Impact: Delivers a practical, validated ML tool for COPD detection using widely available inspiratory CT, potentially reducing underdiagnosis and enabling earlier intervention across varied clinical settings.

Clinical Implications: AutoCOPD could be integrated into CT workflows (including lung cancer screening LDCT) to flag at-risk patients for spirometry and management, improving early COPD identification and care pathways.

Key Findings

  • AutoCOPD achieved internal AUC 0.860 and external AUCs 0.903–0.915 across three hospital cohorts; NLST LDCT validation AUC 0.881.
  • Only ten inspiratory QCT features were required, enabling a parsimonious and practical model.
  • Decision curve analysis demonstrated net clinical benefit across COPD risk thresholds (0.12–0.66).

Methodological Strengths

  • Large multicenter derivation with three external validations plus NLST cohort
  • Transparent model with limited features and decision curve analysis for clinical utility

Limitations

  • Retrospective design limits causal inference and may introduce selection bias
  • Clinical impact on outcomes not yet tested in prospective implementation studies

Future Directions: Prospective implementation trials assessing care pathways, spirometry uptake, and outcomes; calibration across scanners/vendors and diverse populations; integration into screening programs.
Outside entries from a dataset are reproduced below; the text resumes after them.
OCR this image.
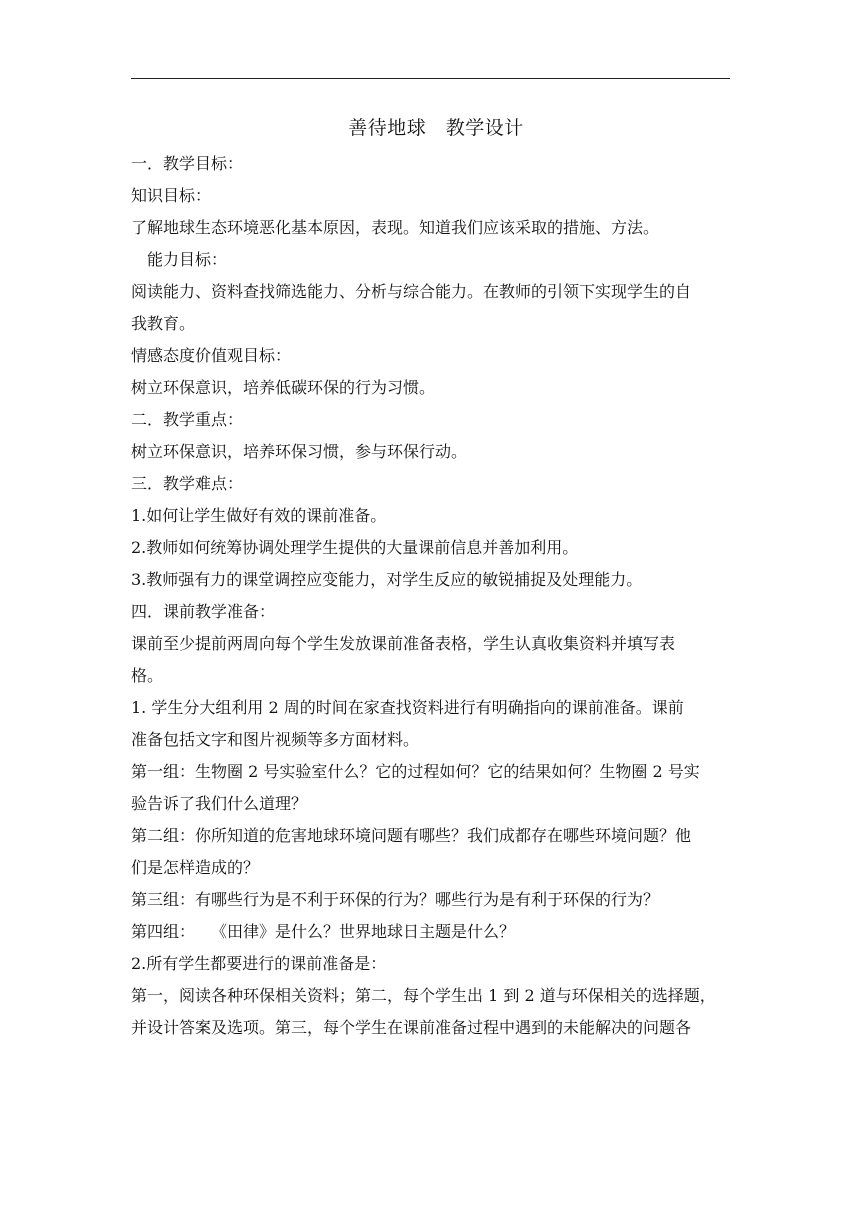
善待地球　教学设计

一．教学目标：

知识目标：

了解地球生态环境恶化基本原因，表现。知道我们应该采取的措施、方法。

能力目标：

阅读能力、资料查找筛选能力、分析与综合能力。在教师的引领下实现学生的自

我教育。

情感态度价值观目标：

树立环保意识，培养低碳环保的行为习惯。

二．教学重点：

树立环保意识，培养环保习惯，参与环保行动。

三．教学难点：

1.如何让学生做好有效的课前准备。

2.教师如何统筹协调处理学生提供的大量课前信息并善加利用。

3.教师强有力的课堂调控应变能力，对学生反应的敏锐捕捉及处理能力。

四．课前教学准备：

课前至少提前两周向每个学生发放课前准备表格，学生认真收集资料并填写表

格。

1. 学生分大组利用 2 周的时间在家查找资料进行有明确指向的课前准备。课前

准备包括文字和图片视频等多方面材料。

第一组：生物圈 2 号实验室什么？它的过程如何？它的结果如何？生物圈 2 号实

验告诉了我们什么道理？

第二组：你所知道的危害地球环境问题有哪些？我们成都存在哪些环境问题？他

们是怎样造成的？

第三组：有哪些行为是不利于环保的行为？哪些行为是有利于环保的行为？

第四组：　　《田律》是什么？世界地球日主题是什么？

2.所有学生都要进行的课前准备是：

第一，阅读各种环保相关资料；第二，每个学生出 1 到 2 道与环保相关的选择题，

并设计答案及选项。第三，每个学生在课前准备过程中遇到的未能解决的问题各
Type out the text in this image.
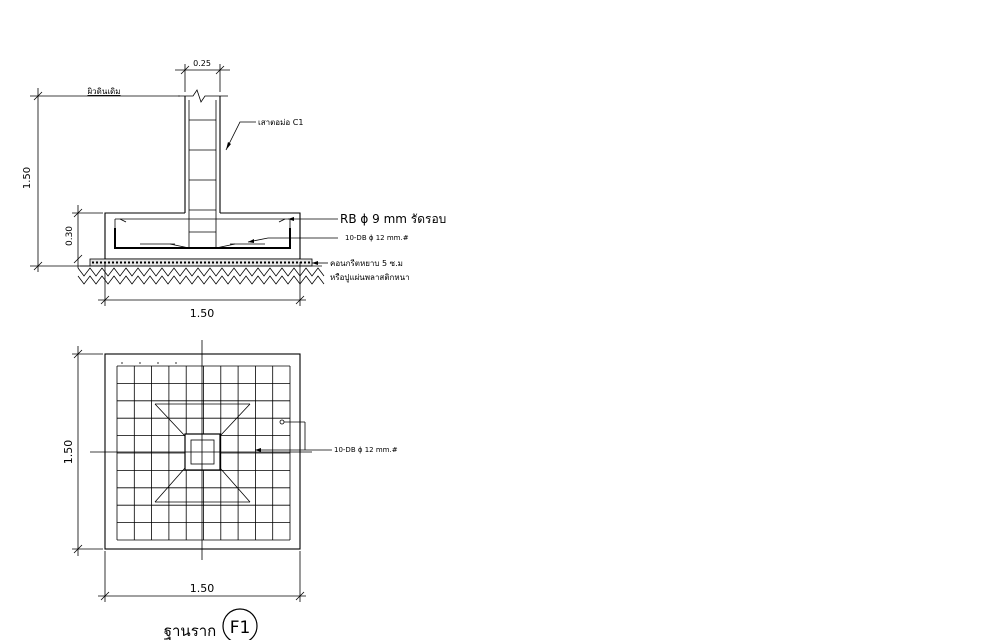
0.25
1.50
ผิวดินเดิม
0.30
1.50
เสาตอม่อ C1
RB ϕ 9 mm รัดรอบ
10-DB ϕ 12 mm.#
คอนกรีตหยาบ 5 ซ.ม
หรือปูแผ่นพลาสติกหนา
10-DB ϕ 12 mm.#
1.50
1.50
ฐานราก F1
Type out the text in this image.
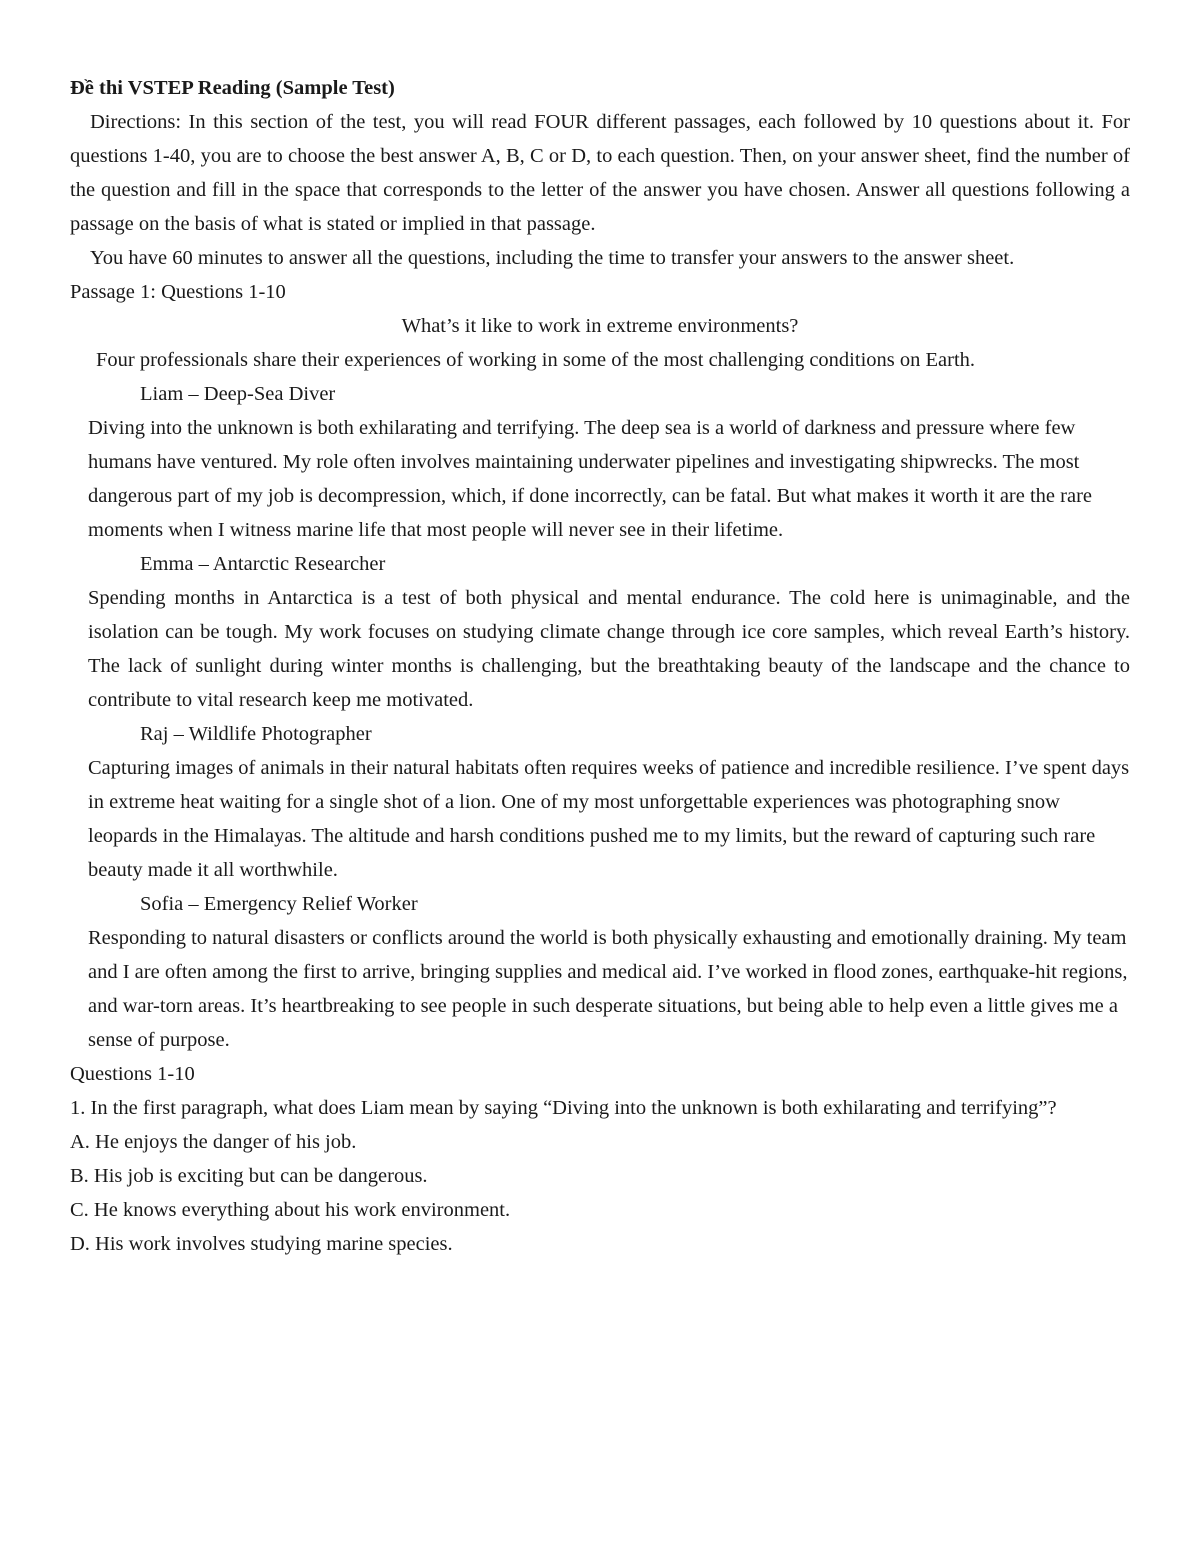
Đề thi VSTEP Reading (Sample Test)

Directions: In this section of the test, you will read FOUR different passages, each followed by 10 questions about it. For questions 1-40, you are to choose the best answer A, B, C or D, to each question. Then, on your answer sheet, find the number of the question and fill in the space that corresponds to the letter of the answer you have chosen. Answer all questions following a passage on the basis of what is stated or implied in that passage.

You have 60 minutes to answer all the questions, including the time to transfer your answers to the answer sheet.

Passage 1: Questions 1-10

What’s it like to work in extreme environments?

Four professionals share their experiences of working in some of the most challenging conditions on Earth.

Liam – Deep-Sea Diver

Diving into the unknown is both exhilarating and terrifying. The deep sea is a world of darkness and pressure where few humans have ventured. My role often involves maintaining underwater pipelines and investigating shipwrecks. The most dangerous part of my job is decompression, which, if done incorrectly, can be fatal. But what makes it worth it are the rare moments when I witness marine life that most people will never see in their lifetime.

Emma – Antarctic Researcher

Spending months in Antarctica is a test of both physical and mental endurance. The cold here is unimaginable, and the isolation can be tough. My work focuses on studying climate change through ice core samples, which reveal Earth’s history. The lack of sunlight during winter months is challenging, but the breathtaking beauty of the landscape and the chance to contribute to vital research keep me motivated.

Raj – Wildlife Photographer

Capturing images of animals in their natural habitats often requires weeks of patience and incredible resilience. I’ve spent days in extreme heat waiting for a single shot of a lion. One of my most unforgettable experiences was photographing snow leopards in the Himalayas. The altitude and harsh conditions pushed me to my limits, but the reward of capturing such rare beauty made it all worthwhile.

Sofia – Emergency Relief Worker

Responding to natural disasters or conflicts around the world is both physically exhausting and emotionally draining. My team and I are often among the first to arrive, bringing supplies and medical aid. I’ve worked in flood zones, earthquake-hit regions, and war-torn areas. It’s heartbreaking to see people in such desperate situations, but being able to help even a little gives me a sense of purpose.

Questions 1-10

1. In the first paragraph, what does Liam mean by saying “Diving into the unknown is both exhilarating and terrifying”?

A. He enjoys the danger of his job.

B. His job is exciting but can be dangerous.

C. He knows everything about his work environment.

D. His work involves studying marine species.
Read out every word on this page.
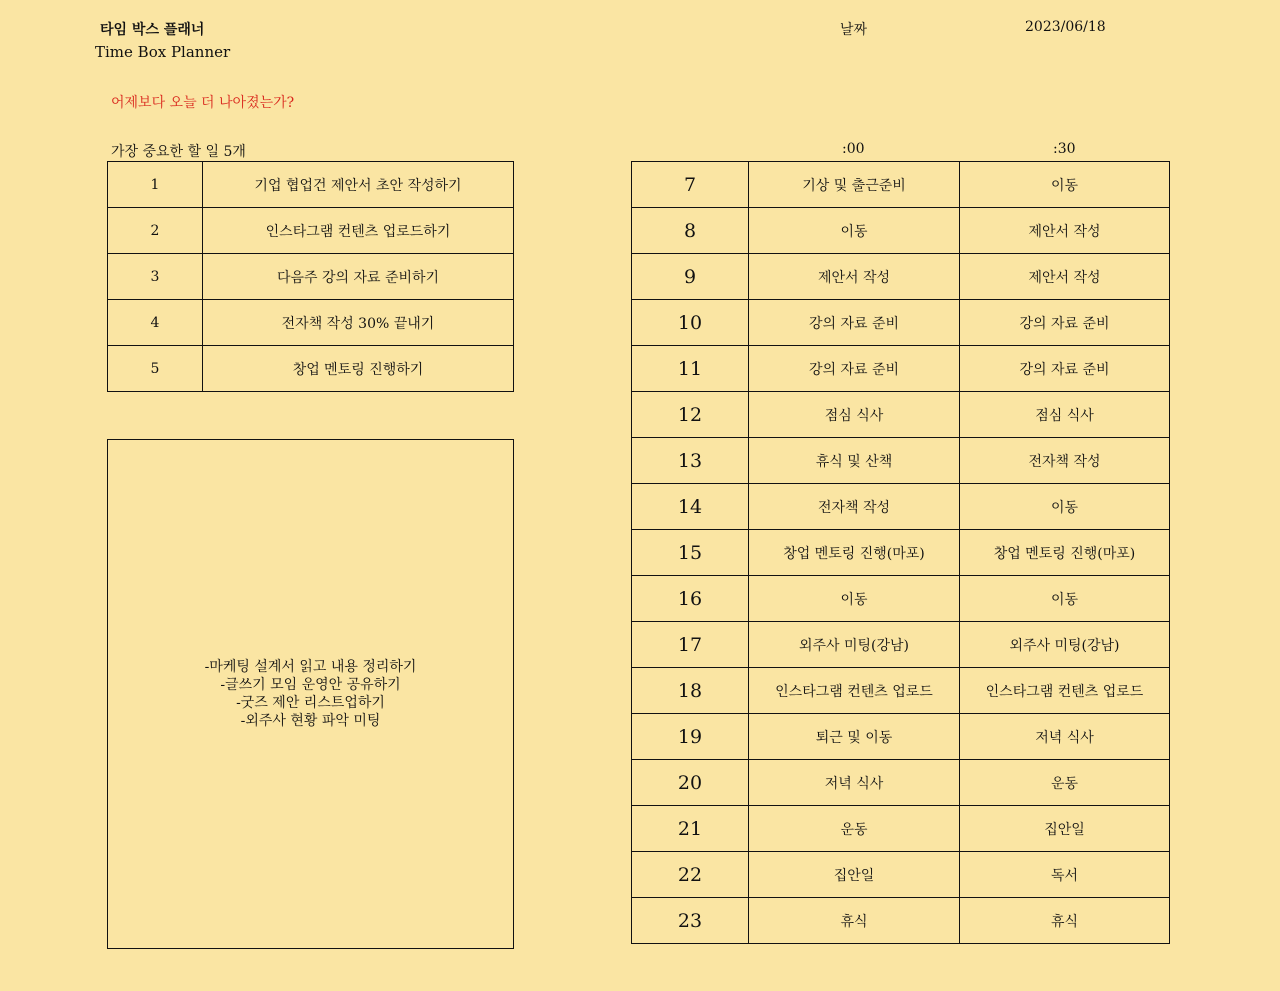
타임 박스 플래너
Time Box Planner
날짜	2023/06/18
어제보다 오늘 더 나아졌는가?
가장 중요한 할 일 5개	:00	:30
1	기업 협업건 제안서 초안 작성하기
2	인스타그램 컨텐츠 업로드하기
3	다음주 강의 자료 준비하기
4	전자책 작성 30% 끝내기
5	창업 멘토링 진행하기
-마케팅 설계서 읽고 내용 정리하기
-글쓰기 모임 운영안 공유하기
-굿즈 제안 리스트업하기
-외주사 현황 파악 미팅
7	기상 및 출근준비	이동
8	이동	제안서 작성
9	제안서 작성	제안서 작성
10	강의 자료 준비	강의 자료 준비
11	강의 자료 준비	강의 자료 준비
12	점심 식사	점심 식사
13	휴식 및 산책	전자책 작성
14	전자책 작성	이동
15	창업 멘토링 진행(마포)	창업 멘토링 진행(마포)
16	이동	이동
17	외주사 미팅(강남)	외주사 미팅(강남)
18	인스타그램 컨텐츠 업로드	인스타그램 컨텐츠 업로드
19	퇴근 및 이동	저녁 식사
20	저녁 식사	운동
21	운동	집안일
22	집안일	독서
23	휴식	휴식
3. Short-term and Long-term Mortality Following Hospitalized and Ambulatory Lower Respiratory Tract Illnesses Among US Adults.

67Level IIICohortOpen forum infectious diseases · 2025PMID: 40242068

In >2.46 million US adults with LRTI, 30-day and 360-day all-cause mortality were markedly higher than matched controls for both hospitalized and ambulatory cases, with risk escalating with age and comorbidity. Findings underscore the need for prevention (e.g., vaccination) and post-episode risk management.

Impact: Quantifies substantial short- and long-term mortality burden after LRTI across care settings, informing vaccination policies, resource planning, and follow-up strategies for high-risk patients.

Clinical Implications: Prioritize prevention (influenza, pneumococcal, RSV vaccines), early detection of deterioration, and targeted post-LRTI follow-up for older and comorbid adults to reduce excess mortality.

Key Findings

  • Hospitalized LRTI: 30-day mortality 5.8% and 360-day 18.3% (7.5× and 2.6× vs matched controls).
  • Ambulatory LRTI: 30-day mortality 1.2% and 360-day 3.6% (6.5× and 2.1× vs controls).
  • Mortality risks increased with age and were higher in adults with chronic or immunocompromising conditions.

Methodological Strengths

  • Very large matched-cohort across inpatient and ambulatory settings with multiple time horizons
  • Robust subgroup analyses by age and comorbidity

Limitations

  • Claims-based retrospective design with potential misclassification and residual confounding
  • Cause-specific attribution of LRTI etiology not available

Future Directions: Evaluate interventions to mitigate post-LRTI mortality (e.g., vaccination coverage, post-acute follow-up protocols) and validate in other health systems; explore pathogen-specific effects.